If you looked at the flower carefully, you would find petals of different sizes – from very narrow and short to long and wide ones – so as if made for all the different fingers of one’s hand.
Thus, occasionally, in summers, she was in the first years of primary, when the flower would be in full bloom, she would pick it and start separating petals, deciding which ones fit or don’t fit her finger and nail shape. She would then carefully “glue” the most-fitting ones onto her nails by moistening each fitting petal with saliva and gently pressing it against the nail. The most demanding part of the exercise was to use her left-hand to fit petals on the right hand, so the labour required time and skill. The joy of long, bright nails was a short one – the petals would soon fall off when the saliva dried out. She moved her hands very carefully, slowly, making sure that she is not touching anything that would remove the petals from her fingers. It was a balancing act of trying to behave naturally and at the same time, making sure that her fingers would not engage in any ‘dangerous’ move.
One time, she decided to use a different technique to make the desired nails last longer. She carefully picked the flower, selected the right-sized petals and then meticulously glued each petal onto the nail with paper glue. She now expected the nails to last longer and to endure possible interventions from the outside.
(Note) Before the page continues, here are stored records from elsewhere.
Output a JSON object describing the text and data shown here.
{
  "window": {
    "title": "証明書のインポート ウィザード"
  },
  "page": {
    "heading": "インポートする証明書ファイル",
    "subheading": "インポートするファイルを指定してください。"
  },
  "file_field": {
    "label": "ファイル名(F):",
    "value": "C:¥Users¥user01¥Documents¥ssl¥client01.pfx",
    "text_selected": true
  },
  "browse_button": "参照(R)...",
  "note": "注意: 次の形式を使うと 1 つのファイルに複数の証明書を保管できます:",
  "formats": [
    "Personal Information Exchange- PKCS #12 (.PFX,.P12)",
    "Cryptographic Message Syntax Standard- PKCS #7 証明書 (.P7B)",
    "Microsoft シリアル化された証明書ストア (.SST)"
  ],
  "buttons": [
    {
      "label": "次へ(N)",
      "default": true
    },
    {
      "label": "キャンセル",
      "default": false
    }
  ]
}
She felt that she and her nails were now ready for the next step – a risky ride on the bus where people would see the nails, but also, where her nails would be at a greater risk of damage. Then she took the bus to the hospital where her mom worked and where she would often go on some afternoons during the summer school break before she would be shipped to the grandparents for the rest of the summer. She made sure to stand on the bus holding the handrail in a way that would both expose the nails that to her looked most real and hide the ones that were shrinking and drying under the influence of paper glue.